総務省 一極集中と過疎の解決へ 地域の魅力で人を惹きつける

大都市圏への一極集中は半世紀以上も解決が模索されてきた課題だ。過疎対策は、1970年に制定された「過疎地域対策緊急措置法」とともにスタート。2021年に施行の「過疎地域の持続的発展の支援に関する特別措置法」に至るまで、五次にわたる過疎対策立法の下で、各種の対策が講じられてきた。

山越伸子 総務省 地域力創造審議官

それぞれの地域の良さを
大切にする方針転換

日本の過疎対策の変遷について、総務省地域力創造審議官の山越伸子氏は、「昭和30年代後半から40年代にかけての高度経済成長で一気に地方圏から人が流出したことを受け、地方の過疎と都市の過密の両方が課題となりました。そこで、過度の人口減少を防止する目的でつくられたのが『過疎法』でした」と語る。当初のねらいはナショナルミニマム(国が法律や施策などによって、国民に対して保障するべき最低限の生活水準をあらわす概念)の意味合いが強かった。当時、都市と地方のインフラ格差はまだ大きかったために、道路の舗装や各種施設の整備が過疎法の下で進められていった。

その後、10年毎に過疎対策立法が起案され、1980年に制定された「過疎地域振興特別措置法」では、目的の中から「地域社会の基盤を強化」が無くなる一方「雇用の増大」が新たに加わった。「その後も高齢化、若者人口の減少が続き、地域の活力が低下する状態に対して手を打つために、高齢者対策と産業振興策に注力してきました」。
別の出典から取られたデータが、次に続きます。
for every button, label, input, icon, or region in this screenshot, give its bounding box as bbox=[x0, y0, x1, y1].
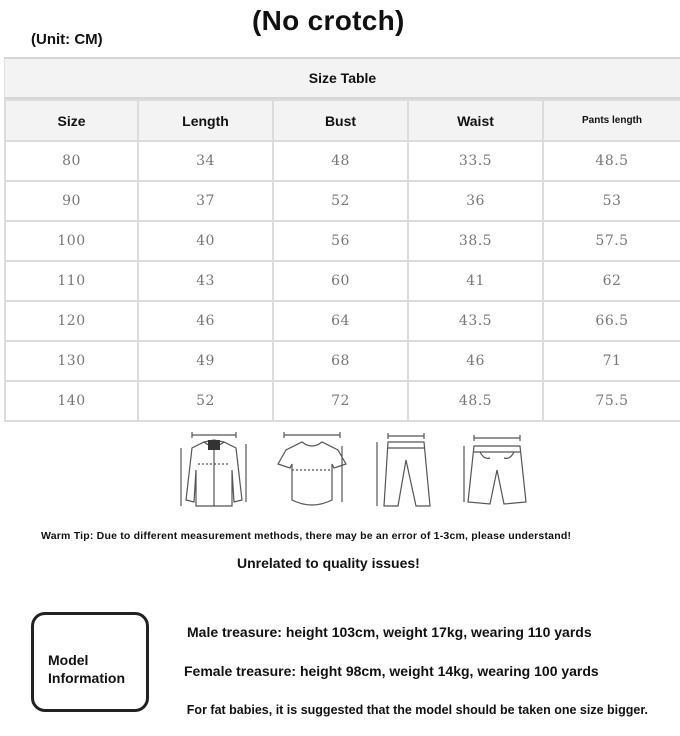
table-cell: 68 bbox=[273, 341, 408, 381]
table-cell: 140 bbox=[5, 381, 138, 421]
table-cell: 56 bbox=[273, 221, 408, 261]
table-cell: 43.5 bbox=[408, 301, 543, 341]
column-header: Size bbox=[5, 100, 138, 141]
page-title: (No crotch) bbox=[252, 5, 405, 36]
size-table-grid bbox=[4, 99, 680, 422]
table-cell: 66.5 bbox=[543, 301, 680, 341]
table-cell: 34 bbox=[138, 141, 273, 181]
table-cell: 110 bbox=[5, 261, 138, 301]
table-cell: 36 bbox=[408, 181, 543, 221]
warm-tip: Warm Tip: Due to different measurement methods, there may be an error of 1-3cm, please understand! bbox=[41, 530, 572, 542]
table-cell: 57.5 bbox=[543, 221, 680, 261]
table-row bbox=[5, 181, 680, 221]
table-cell: 48.5 bbox=[543, 141, 680, 181]
table-cell: 120 bbox=[5, 301, 138, 341]
table-row bbox=[5, 301, 680, 341]
table-cell: 43 bbox=[138, 261, 273, 301]
table-cell: 40 bbox=[138, 221, 273, 261]
table-row bbox=[5, 341, 680, 381]
unit-label: (Unit: CM) bbox=[31, 31, 103, 48]
table-cell: 48.5 bbox=[408, 381, 543, 421]
long-pants-measure-icon bbox=[372, 430, 442, 512]
jacket-measure-icon bbox=[178, 430, 250, 512]
male-model-info: Male treasure: height 103cm, weight 17kg, wearing 110 yards bbox=[187, 624, 592, 640]
measurement-diagrams bbox=[0, 428, 680, 518]
size-table-caption: Size Table bbox=[4, 59, 680, 99]
column-header: Pants length bbox=[543, 100, 680, 141]
table-cell: 46 bbox=[138, 301, 273, 341]
size-table bbox=[4, 57, 680, 422]
table-cell: 130 bbox=[5, 341, 138, 381]
table-row bbox=[5, 381, 680, 421]
model-label-line2: Information bbox=[48, 670, 125, 686]
table-header-row bbox=[5, 100, 680, 141]
table-cell: 38.5 bbox=[408, 221, 543, 261]
table-cell: 33.5 bbox=[408, 141, 543, 181]
table-cell: 46 bbox=[408, 341, 543, 381]
column-header: Bust bbox=[273, 100, 408, 141]
table-cell: 62 bbox=[543, 261, 680, 301]
column-header: Waist bbox=[408, 100, 543, 141]
model-info-label bbox=[48, 651, 125, 687]
shorts-measure-icon bbox=[458, 430, 532, 512]
table-cell: 80 bbox=[5, 141, 138, 181]
quality-note: Unrelated to quality issues! bbox=[237, 555, 420, 571]
table-cell: 100 bbox=[5, 221, 138, 261]
model-info-box bbox=[31, 612, 149, 712]
size-advice: For fat babies, it is suggested that the model should be taken one size bigger. bbox=[186, 703, 648, 717]
table-cell: 90 bbox=[5, 181, 138, 221]
female-model-info: Female treasure: height 98cm, weight 14kg, wearing 100 yards bbox=[184, 663, 599, 679]
tshirt-measure-icon bbox=[272, 430, 352, 512]
table-cell: 37 bbox=[138, 181, 273, 221]
table-cell: 41 bbox=[408, 261, 543, 301]
table-cell: 52 bbox=[138, 381, 273, 421]
table-cell: 52 bbox=[273, 181, 408, 221]
model-label-line1: Model bbox=[48, 652, 89, 668]
column-header: Length bbox=[138, 100, 273, 141]
table-cell: 75.5 bbox=[543, 381, 680, 421]
table-cell: 53 bbox=[543, 181, 680, 221]
table-cell: 64 bbox=[273, 301, 408, 341]
table-row bbox=[5, 221, 680, 261]
table-cell: 60 bbox=[273, 261, 408, 301]
table-cell: 48 bbox=[273, 141, 408, 181]
table-cell: 71 bbox=[543, 341, 680, 381]
table-row bbox=[5, 261, 680, 301]
table-cell: 49 bbox=[138, 341, 273, 381]
table-cell: 72 bbox=[273, 381, 408, 421]
table-row bbox=[5, 141, 680, 181]
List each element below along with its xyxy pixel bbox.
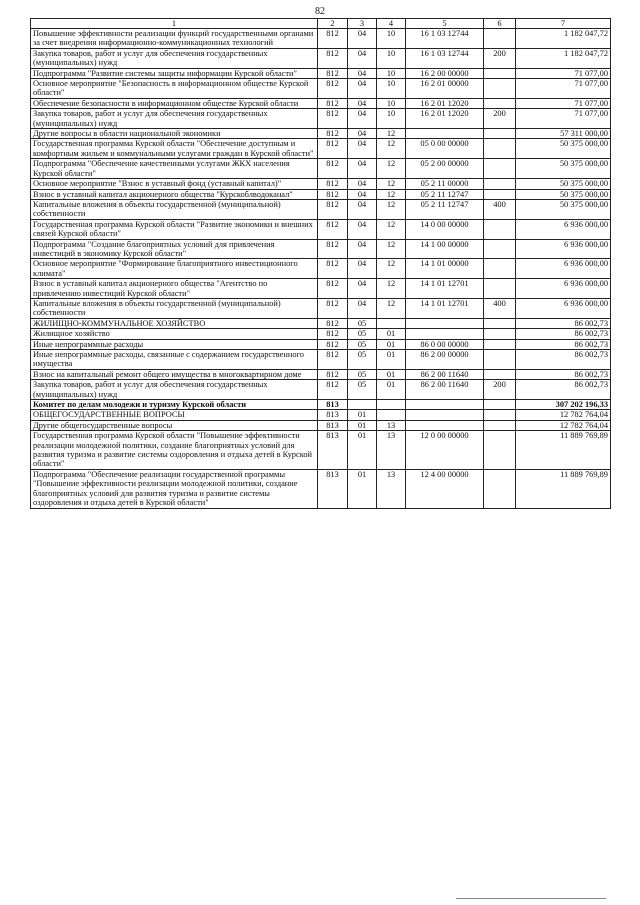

大きな方針転換があったのは、2000年にできた「過疎地域自立促進特別措置法」からだ。「地域の集落の存続が厳しくなっていくなかで、過疎地域に新しい価値を生み出そうという発想から、個性的で自立した地域社会を創造する方針が打ち出されました。都市の方が進んでいて、地方が取り残されているという考え方がこの頃から変わり始め、地方ならではの価値観を大切にする社会へ転換が図られる分岐点になりました」と山越氏は語る。